Microsoft has revealed that this week’s Microsoft 365 worldwide outage was caused by an infrastructure power outage that led to traffic management servicing failovers in multiple regions.
Starting on Monday, June 20, at 11:00 PM UTC, customers began experiencing and reporting several issues while trying to access and use Microsoft 365 services.
According to Microsoft, problems encountered during the incident included delays and failures when accessing some Microsoft 365 services.
Customer reports also shared info on continuous re-login requests, emails not getting delivered after being stuck in queues, and the inability to access Exchange Online mailboxes despite trying all available connection methods.
The affected services included the Microsoft Teams communication platform, the Exchange Online hosted email platform, SharePoint Online, Universal Print, and the Graph API.
Microsoft’s response while investigating the root cause behind the outage also brought to light some issues related to how the company fails to share new incident-related info with customers.
Even though Microsoft told customers they could find out more about this incident from the admin center under EX394347 and MO394389, user reports suggest that those incident tickets were not showing up, effectively keeping the customers in the dark.

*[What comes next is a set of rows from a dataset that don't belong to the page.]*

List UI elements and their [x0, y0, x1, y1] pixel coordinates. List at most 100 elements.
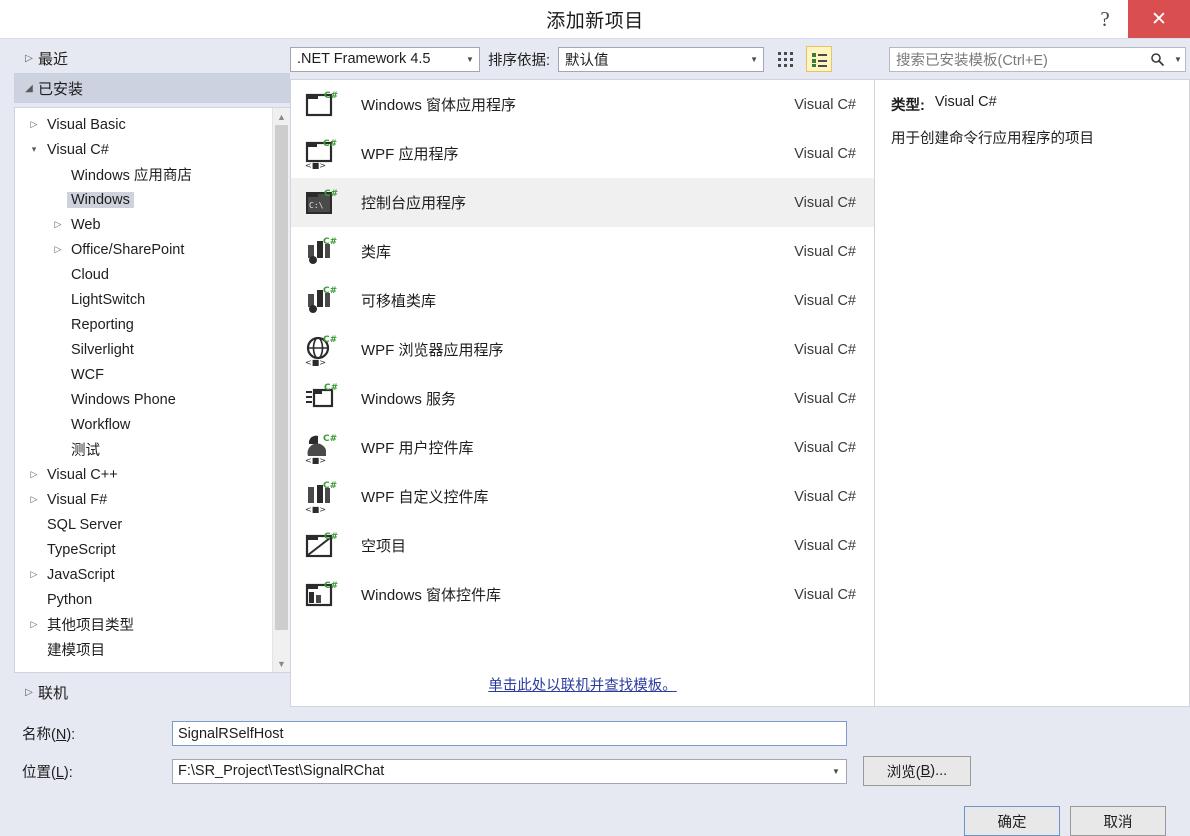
tree-item-visual-csharp[interactable]: ▾ Visual C# — [15, 137, 272, 162]
chevron-down-icon[interactable]: ▼ — [826, 760, 846, 783]
svg-text:C#: C# — [323, 139, 337, 149]
chevron-down-icon: ▼ — [466, 54, 474, 64]
project-name-label: 名称(N): — [22, 727, 76, 743]
tree-item-test[interactable]: 测试 — [15, 437, 272, 462]
svg-text:<■>: <■> — [305, 161, 326, 170]
tree-item-windows[interactable]: Windows — [15, 187, 272, 212]
tree-item-label: Cloud — [71, 266, 109, 283]
template-language: Visual C# — [794, 194, 856, 211]
chevron-right-icon: ▷ — [30, 569, 38, 579]
tree-item-windows-phone[interactable]: Windows Phone — [15, 387, 272, 412]
center-pane: .NET Framework 4.5 ▼ 排序依据: 默认值 ▼ C# Wind… — [290, 39, 875, 707]
scroll-up-icon[interactable]: ▲ — [273, 108, 290, 125]
tree-item-label: TypeScript — [47, 541, 116, 558]
project-name-value: SignalRSelfHost — [178, 725, 284, 742]
framework-version-value: .NET Framework 4.5 — [297, 51, 431, 67]
table-row[interactable]: C# 可移植类库 Visual C# — [291, 276, 874, 325]
winforms-control-library-icon: C# — [301, 577, 341, 613]
table-row[interactable]: C# Windows 窗体应用程序 Visual C# — [291, 80, 874, 129]
tree-item-label: Windows — [67, 191, 134, 208]
portable-class-library-icon: C# — [301, 283, 341, 319]
category-tree: ▷ Visual Basic ▾ Visual C# Windows 应用商店 — [14, 107, 290, 673]
template-name: Windows 窗体控件库 — [361, 587, 502, 604]
table-row[interactable]: C# <■> WPF 浏览器应用程序 Visual C# — [291, 325, 874, 374]
table-row[interactable]: C:\ C# 控制台应用程序 Visual C# — [291, 178, 874, 227]
chevron-right-icon — [20, 687, 38, 698]
template-name: Windows 服务 — [361, 391, 457, 408]
table-row[interactable]: C# Windows 服务 Visual C# — [291, 374, 874, 423]
category-tree-scrollbar[interactable]: ▲ ▼ — [272, 108, 290, 672]
tree-item-label: 测试 — [71, 443, 100, 459]
scrollbar-thumb[interactable] — [275, 125, 288, 630]
template-type-value: Visual C# — [934, 94, 997, 110]
template-language: Visual C# — [794, 488, 856, 505]
tree-item-windows-store[interactable]: Windows 应用商店 — [15, 162, 272, 187]
tree-item-python[interactable]: Python — [15, 587, 272, 612]
tree-item-label: Visual C# — [47, 141, 109, 158]
cancel-button[interactable]: 取消 — [1070, 806, 1166, 836]
sidebar-group-online[interactable]: 联机 — [14, 677, 290, 707]
sidebar-group-recent[interactable]: 最近 — [14, 43, 290, 73]
online-templates-row: 单击此处以联机并查找模板。 — [291, 662, 874, 706]
template-language: Visual C# — [794, 96, 856, 113]
tree-item-typescript[interactable]: TypeScript — [15, 537, 272, 562]
sort-by-select[interactable]: 默认值 ▼ — [558, 46, 765, 72]
scrollbar-track[interactable] — [273, 125, 290, 655]
template-name: 空项目 — [361, 538, 407, 555]
svg-text:<■>: <■> — [305, 505, 326, 513]
search-input[interactable]: 搜索已安装模板(Ctrl+E) ▼ — [889, 46, 1186, 72]
table-row[interactable]: C# <■> WPF 应用程序 Visual C# — [291, 129, 874, 178]
chevron-down-icon — [20, 83, 38, 94]
empty-project-icon: C# — [301, 528, 341, 564]
tree-item-javascript[interactable]: ▷ JavaScript — [15, 562, 272, 587]
tree-item-visual-cpp[interactable]: ▷ Visual C++ — [15, 462, 272, 487]
grid-view-icon[interactable] — [772, 46, 798, 72]
table-row[interactable]: C# Windows 窗体控件库 Visual C# — [291, 570, 874, 619]
online-templates-link[interactable]: 单击此处以联机并查找模板。 — [488, 674, 677, 695]
chevron-down-icon[interactable]: ▼ — [1171, 55, 1185, 64]
project-name-input[interactable]: SignalRSelfHost — [172, 721, 847, 746]
tree-item-silverlight[interactable]: Silverlight — [15, 337, 272, 362]
template-description: 用于创建命令行应用程序的项目 — [891, 131, 1094, 147]
table-row[interactable]: C# <■> WPF 用户控件库 Visual C# — [291, 423, 874, 472]
tree-item-modeling-project[interactable]: 建模项目 — [15, 637, 272, 662]
table-row[interactable]: C# <■> WPF 自定义控件库 Visual C# — [291, 472, 874, 521]
chevron-down-icon: ▾ — [31, 144, 37, 154]
tree-item-wcf[interactable]: WCF — [15, 362, 272, 387]
scroll-down-icon[interactable]: ▼ — [273, 655, 290, 672]
browse-button[interactable]: 浏览(B)... — [863, 756, 971, 786]
title-bar-buttons: ? ✕ — [1082, 0, 1190, 38]
table-row[interactable]: C# 类库 Visual C# — [291, 227, 874, 276]
tree-item-reporting[interactable]: Reporting — [15, 312, 272, 337]
tree-item-other-project-types[interactable]: ▷ 其他项目类型 — [15, 612, 272, 637]
left-pane: 最近 已安装 ▷ Visual Basic ▾ Visual C# — [0, 39, 290, 707]
table-row[interactable]: C# 空项目 Visual C# — [291, 521, 874, 570]
tree-item-sql-server[interactable]: SQL Server — [15, 512, 272, 537]
help-icon[interactable]: ? — [1082, 0, 1128, 38]
templates-toolbar: .NET Framework 4.5 ▼ 排序依据: 默认值 ▼ — [290, 39, 875, 79]
ok-button[interactable]: 确定 — [964, 806, 1060, 836]
tree-item-label: JavaScript — [47, 566, 115, 583]
list-view-icon[interactable] — [806, 46, 833, 72]
wpf-browser-app-icon: C# <■> — [301, 332, 341, 368]
tree-item-workflow[interactable]: Workflow — [15, 412, 272, 437]
tree-item-visual-fsharp[interactable]: ▷ Visual F# — [15, 487, 272, 512]
framework-version-select[interactable]: .NET Framework 4.5 ▼ — [290, 46, 480, 72]
template-language: Visual C# — [794, 341, 856, 358]
project-location-input[interactable]: F:\SR_Project\Test\SignalRChat ▼ — [172, 758, 847, 784]
close-icon[interactable]: ✕ — [1128, 0, 1190, 38]
title-bar: 添加新项目 ? ✕ — [0, 0, 1190, 38]
svg-text:<■>: <■> — [305, 456, 326, 464]
tree-item-label: Web — [71, 216, 101, 233]
tree-item-office-sharepoint[interactable]: ▷ Office/SharePoint — [15, 237, 272, 262]
sidebar-group-installed[interactable]: 已安装 — [14, 73, 290, 103]
svg-text:C#: C# — [324, 532, 338, 542]
search-icon[interactable] — [1150, 52, 1171, 67]
tree-item-web[interactable]: ▷ Web — [15, 212, 272, 237]
tree-item-label: 其他项目类型 — [47, 618, 134, 634]
tree-item-visual-basic[interactable]: ▷ Visual Basic — [15, 112, 272, 137]
tree-item-cloud[interactable]: Cloud — [15, 262, 272, 287]
svg-text:<■>: <■> — [305, 358, 326, 366]
tree-item-lightswitch[interactable]: LightSwitch — [15, 287, 272, 312]
console-app-icon: C:\ C# — [301, 185, 341, 221]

16-hour-long incident caused by power failure
More than 16 hours after the first signs of the outage were detected, on Tuesday, June 21, at 3:27 PM UTC, Microsoft said in an update to the MO394389 service alert sent to customers that the root cause was an infrastructure power loss.
“An infrastructure power outage necessitated failing over Microsoft 365 traffic management servicing users primarily in Western Europe,” the company explained.
“This action failed to properly complete, leading to functional delays and access failures for several Microsoft 365 services.”
The outage was most severe for customers in Western Europe. Still, the impact extended to “a small percentage” users throughout EMEA (Europe, the Middle East, and Africa), North America, and the Asia-Pacific regions.
Redmond also refuted reports that a separate outage affecting the company’s Outlook on the web service was also linked to this incident.
“We’ve confirmed from our updated service monitoring that all services remain healthy following the targeted restarts,” Microsoft added.
“Additionally, we completed our investigation into the potential remaining impact to Outlook on the web and confirmed that this is a known issue
which is unrelated to this event.”
On Tuesday, Cloudflare was also hit by a massive outage that affected over a dozen data centers and hundreds of major online platforms and services.
Cloudflare revealed that the incident was caused by a configuration error while implementing a change that would have otherwise increased its network’s resilience.